Bill Nye ended his much-loved kids' TV show Bill Nye the Science Guy in 1995 and has been working on what to do next. BILL NYE: SCIENCE GUY follows him as he talks to adoring fans, but a problem catches his eye: The facts of climate change are real, but many people in power deny them. Nye tries to debate people like meteorologist Joe Bastardi on Fox News, or, in the case of well-known Christian speaker Ken Ham (who says he believes Earth is only 6,000 years old"), in person. Despite the fact that Nye seems to win their debate, Ham opens a Noah's Ark museum dedicated to keeping kids from learning science. Nye also confesses some of his personal troubles, like the fact that his family carries the disease ataxia, which attacks muscle movement. But then his friend Neil deGrasse Tyson has an idea and appoints Nye CEO of the Planetary Society, where Nye begins working to realize the dream of his one-time mentor Carl Sagan: to launch a lightweight, inexpensive "solar sailor" into space.
Is it any good?
This documentary gets the best of both worlds, building a personal story of the likable, trustworthy Nye, as well as offering a serious, hopeful love letter to science itself. Though it's not specifically aimed at kids like his beloved Bill Nye the Science Guy TV show, David Alvarado and Jason Sussberg's Bill Nye: Science Guy doesn't have too much mature material. So if kids are old enough to grapple with the concept of climate change or a disease that can affect the motor skills of an entire family, then this movie could imbue them with both hope for the future and a love of science.

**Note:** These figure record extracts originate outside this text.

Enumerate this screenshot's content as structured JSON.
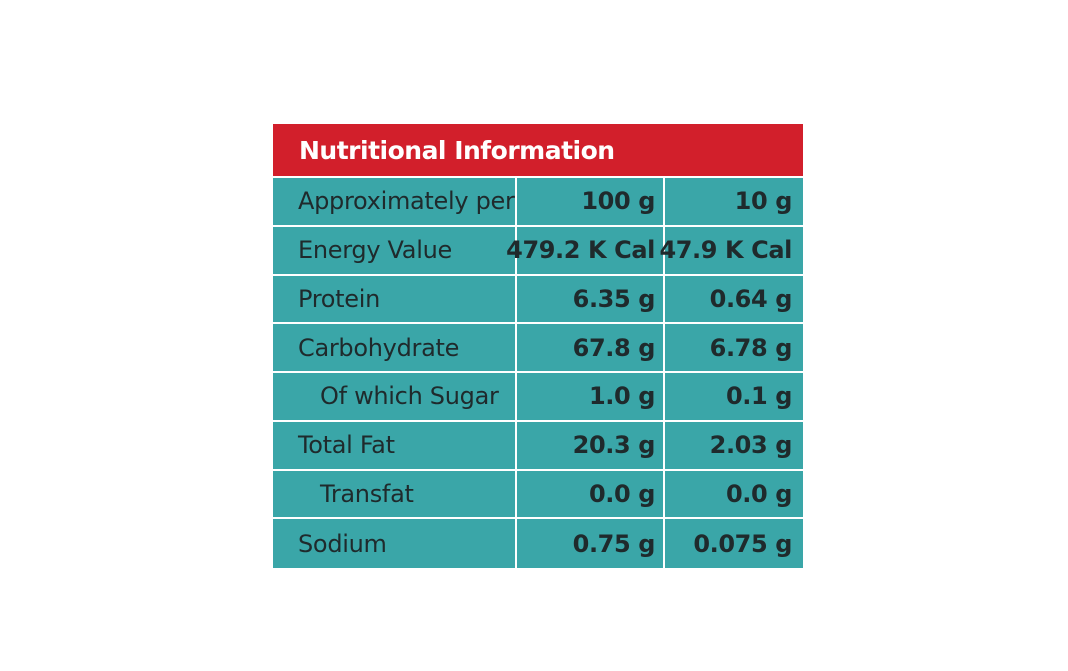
{
  "title": "Nutritional Information",
  "rows": [
    {
      "label": "Approximately per",
      "v100": "100 g",
      "v10": "10 g"
    },
    {
      "label": "Energy Value",
      "v100": "479.2 K Cal",
      "v10": "47.9 K Cal"
    },
    {
      "label": "Protein",
      "v100": "6.35 g",
      "v10": "0.64 g"
    },
    {
      "label": "Carbohydrate",
      "v100": "67.8 g",
      "v10": "6.78 g"
    },
    {
      "label": "Of which Sugar",
      "v100": "1.0 g",
      "v10": "0.1 g"
    },
    {
      "label": "Total Fat",
      "v100": "20.3 g",
      "v10": "2.03 g"
    },
    {
      "label": "Transfat",
      "v100": "0.0 g",
      "v10": "0.0 g"
    },
    {
      "label": "Sodium",
      "v100": "0.75 g",
      "v10": "0.075 g"
    }
  ],
  "colors": {
    "header": "#d21f2b",
    "panel": "#3aa6a8",
    "text": "#1f2a2c",
    "header_text": "#ffffff"
  }
}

The movie does a terrific job of painting Nye as a normal guy, a man who loved being famous and influential for kids and who frequently wonders whether he'll "leave the world better than he found it," a lesson he was taught as a child. It also manages to be an effective documentary about climate change: It's realistic but not completely grim. Perhaps the most troubling part of the movie is the rhetoric of the featured climate change deniers (even Donald Trump is shown, briefly). But perhaps it's all a learning tool. Bottom line? This is a movie that has the power to unite Nye's fans once more behind the power of science.

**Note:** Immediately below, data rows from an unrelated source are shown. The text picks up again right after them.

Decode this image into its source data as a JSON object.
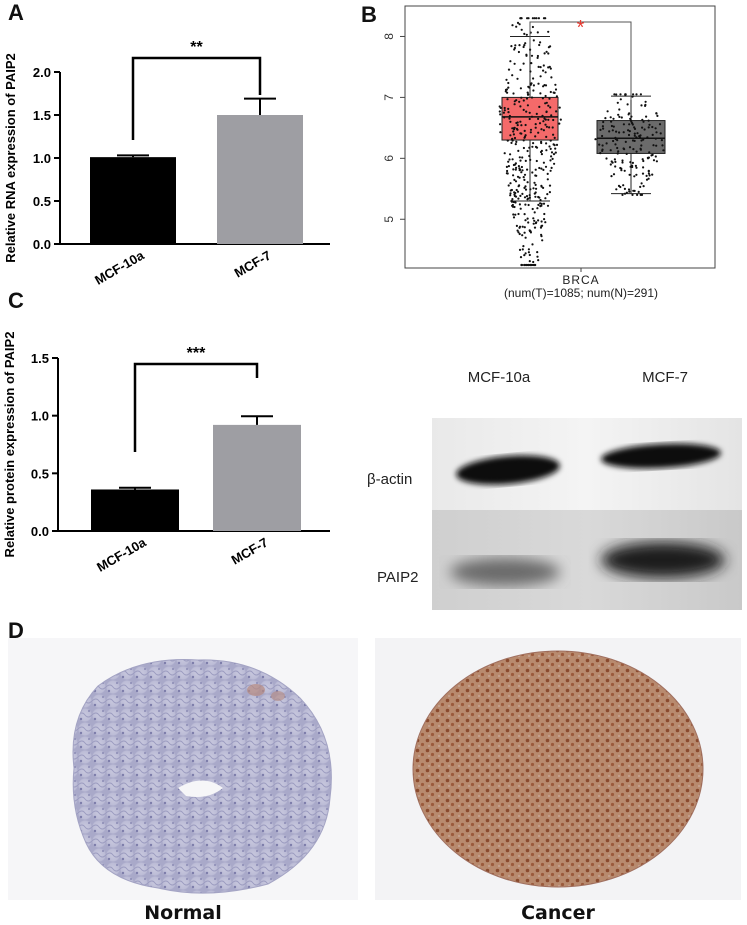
{
  "panels": {
    "a": {
      "letter": "A"
    },
    "b": {
      "letter": "B"
    },
    "c": {
      "letter": "C"
    },
    "d": {
      "letter": "D"
    }
  },
  "chart_data": [
    {
      "panel": "A",
      "type": "bar",
      "categories": [
        "MCF-10a",
        "MCF-7"
      ],
      "values": [
        1.01,
        1.5
      ],
      "errors": [
        0.02,
        0.19
      ],
      "colors": [
        "#000000",
        "#9e9ea3"
      ],
      "ylabel": "Relative RNA expression of PAIP2",
      "xlabel": "",
      "ylim": [
        0,
        2.0
      ],
      "yticks": [
        "0.0",
        "0.5",
        "1.0",
        "1.5",
        "2.0"
      ],
      "significance": "**"
    },
    {
      "panel": "B",
      "type": "box",
      "groups": [
        {
          "color": "#f46a6a",
          "q1": 6.3,
          "median": 6.68,
          "q3": 7.0,
          "whisker_low": 5.3,
          "whisker_high": 8.0,
          "min": 4.25,
          "max": 8.3,
          "n": 1085
        },
        {
          "color": "#6b6b6b",
          "q1": 6.08,
          "median": 6.33,
          "q3": 6.62,
          "whisker_low": 5.42,
          "whisker_high": 7.02,
          "min": 5.4,
          "max": 7.05,
          "n": 291
        }
      ],
      "xlabel_line1": "BRCA",
      "xlabel_line2": "(num(T)=1085; num(N)=291)",
      "ylim": [
        4.2,
        8.5
      ],
      "yticks": [
        "5",
        "6",
        "7",
        "8"
      ],
      "significance": "*",
      "significance_color": "#e8392f"
    },
    {
      "panel": "C",
      "type": "bar",
      "categories": [
        "MCF-10a",
        "MCF-7"
      ],
      "values": [
        0.36,
        0.92
      ],
      "errors": [
        0.015,
        0.075
      ],
      "colors": [
        "#000000",
        "#9e9ea3"
      ],
      "ylabel": "Relative protein expression of PAIP2",
      "xlabel": "",
      "ylim": [
        0,
        1.5
      ],
      "yticks": [
        "0.0",
        "0.5",
        "1.0",
        "1.5"
      ],
      "significance": "***"
    }
  ],
  "western_blot": {
    "lanes": [
      "MCF-10a",
      "MCF-7"
    ],
    "rows": [
      "β-actin",
      "PAIP2"
    ]
  },
  "ihc": {
    "left_label": "Normal",
    "right_label": "Cancer"
  }
}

Talk to your kids about ...
Families can talk about what it means to "leave the world better than you found it." How can you go about achieving this? How does Nye want to do that, according to Bill Nye: Science Guy?

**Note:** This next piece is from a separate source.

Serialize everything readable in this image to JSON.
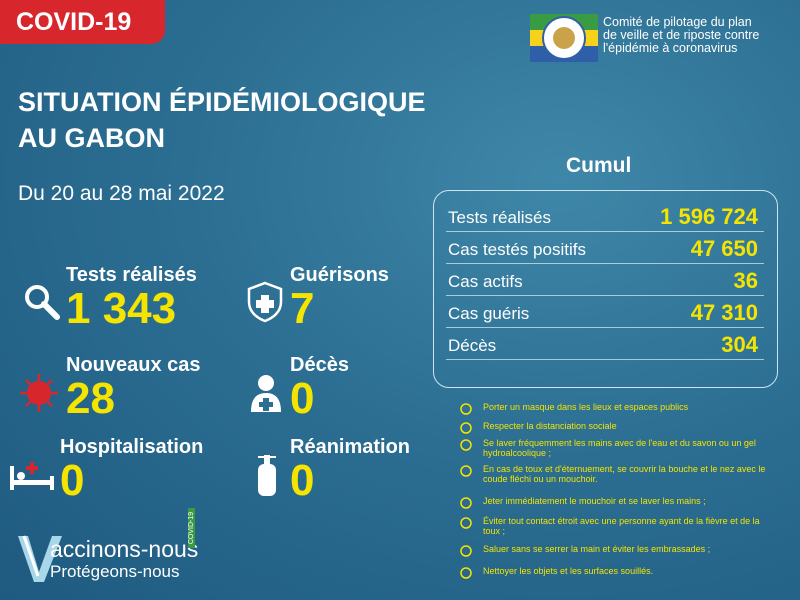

Is Nye a positive role model for kids? What are his attributes? What are his failings?
In the debate, Nye says that if he were presented with facts, he would change his mind in an instant, whereas Ken Ham says he'd never change his beliefs. What is the significance of these two points of view?
After seeing this movie, does science seem more appealing or exciting than it did before? Have you seen any of the science-related YouTube channels featured in the movie?
Does Nye's fame make him seem more interesting or more troubled? Is seeking fame portrayed as a healthy goal?